(WSYR-TV) -- Governor Cuomo says it just doesn’t add up. The average cost of groceries, gas, bills and children adds up to more than a person making minimum wage can afford. That’s why he’s proposing to raise the minimum wage from $7.25 per hour to $8.75 per hour.
The United State Department of Labor has outlined minimum wage laws throughout the country.
According to a map on their website
, there are 19 states with a higher minimum wage than New York and four that have a lower minimum wage. Washington has the highest at $9.19 per hour and there are five states that don’t have minimum wage laws at all.
If the minimum wage in NY is raised, we’d join the rest of our coastal neighbors and Governor Cuomo says it’s about time. However, many small businesses disagree.
Eileen Brophy runs a janitorial services company and starts her employees at $8.50 per hour. That’s $1.25 more than the current minimum wage. She says a higher minimum wage attracts the hardest workers.
“By paying people more, I might interview 10 people for one job because I want the right person,” Brophy said.
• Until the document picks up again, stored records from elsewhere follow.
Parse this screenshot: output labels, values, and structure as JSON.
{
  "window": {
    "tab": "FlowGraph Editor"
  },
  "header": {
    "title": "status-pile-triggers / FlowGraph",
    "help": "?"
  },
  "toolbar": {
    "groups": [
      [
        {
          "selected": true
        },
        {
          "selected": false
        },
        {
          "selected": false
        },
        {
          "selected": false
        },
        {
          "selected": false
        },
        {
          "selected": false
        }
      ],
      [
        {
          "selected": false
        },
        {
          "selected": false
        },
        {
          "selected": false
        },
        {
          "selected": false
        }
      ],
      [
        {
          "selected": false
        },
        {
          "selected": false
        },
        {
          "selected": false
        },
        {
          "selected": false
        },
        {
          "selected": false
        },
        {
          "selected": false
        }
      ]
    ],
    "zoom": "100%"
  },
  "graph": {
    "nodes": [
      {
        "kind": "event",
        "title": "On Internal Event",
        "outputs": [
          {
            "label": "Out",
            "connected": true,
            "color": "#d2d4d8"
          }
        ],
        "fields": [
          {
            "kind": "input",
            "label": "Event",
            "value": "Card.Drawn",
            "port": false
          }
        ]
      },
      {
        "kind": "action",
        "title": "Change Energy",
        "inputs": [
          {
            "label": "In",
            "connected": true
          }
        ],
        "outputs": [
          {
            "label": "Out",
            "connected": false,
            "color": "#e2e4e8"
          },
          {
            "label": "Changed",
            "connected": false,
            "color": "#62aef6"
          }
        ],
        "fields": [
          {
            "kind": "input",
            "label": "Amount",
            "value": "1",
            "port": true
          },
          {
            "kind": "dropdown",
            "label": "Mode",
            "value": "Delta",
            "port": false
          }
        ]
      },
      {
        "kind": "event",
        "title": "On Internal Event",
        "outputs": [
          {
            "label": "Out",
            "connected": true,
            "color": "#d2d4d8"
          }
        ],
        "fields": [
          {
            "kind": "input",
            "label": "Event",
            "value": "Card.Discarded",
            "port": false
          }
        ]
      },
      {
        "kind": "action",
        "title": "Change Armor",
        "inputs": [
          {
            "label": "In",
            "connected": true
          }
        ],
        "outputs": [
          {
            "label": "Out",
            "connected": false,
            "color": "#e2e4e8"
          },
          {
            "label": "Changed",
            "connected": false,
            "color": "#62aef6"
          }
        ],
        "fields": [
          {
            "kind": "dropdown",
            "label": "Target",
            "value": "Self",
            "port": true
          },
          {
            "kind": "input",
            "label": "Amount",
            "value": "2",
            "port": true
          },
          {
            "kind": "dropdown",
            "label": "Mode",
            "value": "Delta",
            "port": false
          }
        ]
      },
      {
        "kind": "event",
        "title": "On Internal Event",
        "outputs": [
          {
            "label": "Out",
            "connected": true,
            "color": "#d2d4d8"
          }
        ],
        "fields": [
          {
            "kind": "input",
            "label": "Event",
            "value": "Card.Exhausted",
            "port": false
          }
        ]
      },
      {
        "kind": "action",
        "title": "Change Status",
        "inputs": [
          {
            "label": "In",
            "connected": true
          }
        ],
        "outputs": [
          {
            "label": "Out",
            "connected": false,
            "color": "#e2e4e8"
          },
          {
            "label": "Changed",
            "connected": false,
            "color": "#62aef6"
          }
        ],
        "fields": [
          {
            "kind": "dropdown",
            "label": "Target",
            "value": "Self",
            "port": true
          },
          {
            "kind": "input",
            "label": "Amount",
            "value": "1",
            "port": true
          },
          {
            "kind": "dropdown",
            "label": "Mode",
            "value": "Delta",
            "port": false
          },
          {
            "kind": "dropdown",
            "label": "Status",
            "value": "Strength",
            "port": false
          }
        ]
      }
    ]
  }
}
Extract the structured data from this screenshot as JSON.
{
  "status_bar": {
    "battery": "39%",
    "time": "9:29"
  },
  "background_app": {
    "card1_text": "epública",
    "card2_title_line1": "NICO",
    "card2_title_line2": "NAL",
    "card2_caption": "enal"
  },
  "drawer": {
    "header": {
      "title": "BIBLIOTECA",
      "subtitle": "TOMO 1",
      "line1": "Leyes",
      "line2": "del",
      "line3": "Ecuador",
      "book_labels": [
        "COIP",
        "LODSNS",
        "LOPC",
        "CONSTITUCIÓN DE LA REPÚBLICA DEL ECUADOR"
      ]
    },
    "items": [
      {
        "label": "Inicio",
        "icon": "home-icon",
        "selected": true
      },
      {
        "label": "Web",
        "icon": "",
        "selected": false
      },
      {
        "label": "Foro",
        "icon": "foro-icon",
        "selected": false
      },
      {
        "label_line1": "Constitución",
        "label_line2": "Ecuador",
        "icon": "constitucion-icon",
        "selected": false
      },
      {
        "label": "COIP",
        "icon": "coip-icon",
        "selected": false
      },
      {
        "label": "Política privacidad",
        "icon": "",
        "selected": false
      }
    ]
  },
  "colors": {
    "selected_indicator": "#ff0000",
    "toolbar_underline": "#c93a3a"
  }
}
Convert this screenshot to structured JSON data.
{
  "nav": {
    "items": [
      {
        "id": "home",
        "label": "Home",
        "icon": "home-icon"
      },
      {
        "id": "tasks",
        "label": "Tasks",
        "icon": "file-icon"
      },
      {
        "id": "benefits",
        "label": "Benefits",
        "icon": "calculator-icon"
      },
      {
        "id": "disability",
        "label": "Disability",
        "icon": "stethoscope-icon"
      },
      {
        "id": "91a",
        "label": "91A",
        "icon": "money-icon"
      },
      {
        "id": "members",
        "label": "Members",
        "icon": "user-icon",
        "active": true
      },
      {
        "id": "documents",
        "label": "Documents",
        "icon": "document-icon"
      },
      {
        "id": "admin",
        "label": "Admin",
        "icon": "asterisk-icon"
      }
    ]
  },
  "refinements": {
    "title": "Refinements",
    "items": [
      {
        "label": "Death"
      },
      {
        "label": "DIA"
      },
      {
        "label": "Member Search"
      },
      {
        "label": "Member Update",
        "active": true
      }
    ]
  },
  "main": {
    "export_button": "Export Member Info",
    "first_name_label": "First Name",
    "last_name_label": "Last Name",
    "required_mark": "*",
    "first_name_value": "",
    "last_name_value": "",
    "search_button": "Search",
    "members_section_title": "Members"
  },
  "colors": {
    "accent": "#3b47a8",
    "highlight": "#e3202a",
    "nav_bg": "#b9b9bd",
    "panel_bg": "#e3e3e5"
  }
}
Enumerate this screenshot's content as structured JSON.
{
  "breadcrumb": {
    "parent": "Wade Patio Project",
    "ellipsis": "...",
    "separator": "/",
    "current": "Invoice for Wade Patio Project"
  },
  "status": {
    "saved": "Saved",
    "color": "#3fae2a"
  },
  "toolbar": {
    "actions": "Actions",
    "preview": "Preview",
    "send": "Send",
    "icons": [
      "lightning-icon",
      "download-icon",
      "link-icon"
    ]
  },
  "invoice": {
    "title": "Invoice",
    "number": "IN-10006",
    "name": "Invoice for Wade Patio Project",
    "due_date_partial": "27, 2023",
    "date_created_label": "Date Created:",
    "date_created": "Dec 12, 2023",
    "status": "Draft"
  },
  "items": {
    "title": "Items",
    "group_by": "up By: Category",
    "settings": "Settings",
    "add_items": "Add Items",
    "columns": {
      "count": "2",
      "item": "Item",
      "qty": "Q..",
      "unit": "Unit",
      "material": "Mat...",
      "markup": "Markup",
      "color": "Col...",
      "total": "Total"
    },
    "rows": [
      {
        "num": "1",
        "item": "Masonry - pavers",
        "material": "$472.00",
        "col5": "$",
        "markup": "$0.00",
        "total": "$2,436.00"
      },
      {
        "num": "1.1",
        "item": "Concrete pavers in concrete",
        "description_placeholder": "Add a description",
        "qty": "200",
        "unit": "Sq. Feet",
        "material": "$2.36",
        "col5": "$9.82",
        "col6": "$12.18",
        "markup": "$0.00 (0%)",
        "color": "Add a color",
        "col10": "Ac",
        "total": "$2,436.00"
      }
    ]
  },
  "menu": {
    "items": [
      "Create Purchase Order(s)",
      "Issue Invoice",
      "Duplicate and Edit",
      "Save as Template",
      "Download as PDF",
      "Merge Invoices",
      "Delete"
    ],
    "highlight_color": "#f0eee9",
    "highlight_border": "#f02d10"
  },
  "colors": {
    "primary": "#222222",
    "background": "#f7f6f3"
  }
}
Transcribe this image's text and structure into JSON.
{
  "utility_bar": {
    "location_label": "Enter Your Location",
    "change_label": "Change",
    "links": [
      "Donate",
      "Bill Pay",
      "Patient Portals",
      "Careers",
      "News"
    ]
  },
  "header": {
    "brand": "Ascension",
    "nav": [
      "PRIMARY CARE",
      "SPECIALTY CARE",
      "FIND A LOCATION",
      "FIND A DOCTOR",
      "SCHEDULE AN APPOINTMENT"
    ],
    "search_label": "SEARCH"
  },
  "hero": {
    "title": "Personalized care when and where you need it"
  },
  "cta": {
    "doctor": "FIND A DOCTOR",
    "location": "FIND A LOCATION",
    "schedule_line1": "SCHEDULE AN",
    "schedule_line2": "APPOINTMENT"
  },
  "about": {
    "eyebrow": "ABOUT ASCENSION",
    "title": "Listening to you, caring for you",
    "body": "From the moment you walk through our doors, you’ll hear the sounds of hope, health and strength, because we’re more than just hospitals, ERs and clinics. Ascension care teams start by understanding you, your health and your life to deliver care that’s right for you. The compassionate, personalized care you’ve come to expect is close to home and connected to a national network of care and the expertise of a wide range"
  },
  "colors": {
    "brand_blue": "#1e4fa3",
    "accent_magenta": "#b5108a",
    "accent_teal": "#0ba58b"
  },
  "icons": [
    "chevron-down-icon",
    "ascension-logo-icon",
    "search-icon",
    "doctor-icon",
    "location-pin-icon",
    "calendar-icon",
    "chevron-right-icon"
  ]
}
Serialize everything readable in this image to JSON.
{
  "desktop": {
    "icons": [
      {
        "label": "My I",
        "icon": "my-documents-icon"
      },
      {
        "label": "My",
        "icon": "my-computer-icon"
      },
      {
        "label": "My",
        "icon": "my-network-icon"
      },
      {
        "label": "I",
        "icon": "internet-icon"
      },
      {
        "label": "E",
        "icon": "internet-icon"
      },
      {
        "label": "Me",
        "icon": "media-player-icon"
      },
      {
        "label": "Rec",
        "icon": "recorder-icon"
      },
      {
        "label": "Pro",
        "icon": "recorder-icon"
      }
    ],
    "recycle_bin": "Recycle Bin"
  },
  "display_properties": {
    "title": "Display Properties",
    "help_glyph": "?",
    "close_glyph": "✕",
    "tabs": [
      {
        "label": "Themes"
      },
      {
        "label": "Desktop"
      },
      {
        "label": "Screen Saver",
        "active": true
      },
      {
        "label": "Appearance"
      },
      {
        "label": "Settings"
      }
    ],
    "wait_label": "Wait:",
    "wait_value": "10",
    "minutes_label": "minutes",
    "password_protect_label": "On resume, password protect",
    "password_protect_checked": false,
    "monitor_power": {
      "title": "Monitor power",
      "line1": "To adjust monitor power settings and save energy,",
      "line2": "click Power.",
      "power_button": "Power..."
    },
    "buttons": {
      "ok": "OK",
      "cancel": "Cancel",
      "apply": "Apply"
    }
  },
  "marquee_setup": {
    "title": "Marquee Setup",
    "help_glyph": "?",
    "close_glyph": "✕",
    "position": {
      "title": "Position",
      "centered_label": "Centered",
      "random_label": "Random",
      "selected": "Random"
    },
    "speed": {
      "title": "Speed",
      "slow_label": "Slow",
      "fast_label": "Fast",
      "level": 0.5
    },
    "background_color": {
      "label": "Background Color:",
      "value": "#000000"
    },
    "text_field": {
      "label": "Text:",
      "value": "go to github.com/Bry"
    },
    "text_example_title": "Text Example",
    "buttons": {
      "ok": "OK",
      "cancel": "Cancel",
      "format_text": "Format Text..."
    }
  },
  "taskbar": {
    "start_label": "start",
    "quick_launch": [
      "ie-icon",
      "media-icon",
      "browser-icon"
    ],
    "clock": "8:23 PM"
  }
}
Brophy’s competitors often pay minimum wage, which gives her a competitive advantage. An advantage she says she’d lose if the minimum wage were to increase and she’d have to start her employees at 25 cents more – an expense she may have to pass along to clients.
“I can see clients reducing service. I can see employees losing jobs because now, instead of cleaning five days a week, clients may go to three or two to afford the additional expense,” Brophy explained.
Brophy says most of her 115 employees are part time. Proponents of the minimum wage hike are focused more on those who rely solely on one job.
“The annual cost of child care is $10,000; the annual cost of housing is $15,000, on a minimum wage of $14,000, my friends it does not add up,” Governor Cuomo said during Wednesday’s State of the State address.
Syracuse Common Councilor Helen Hudson also supports the wage hike to help reduce the government’s role in providing social services and raise people’s standard of living.
“I was a single mother making minimum wage and I had a house, a car, a kid. It was tough. Thank God I had my mom, but if I didn't have her I don't know where I would have ended up. And that was 20 years ago. 20 years later, nothing has changed,” Hudson said.
While Democrats support the Governor’s proposal, Republicans – who control the Senate – prefer business tax breaks to spur the economy.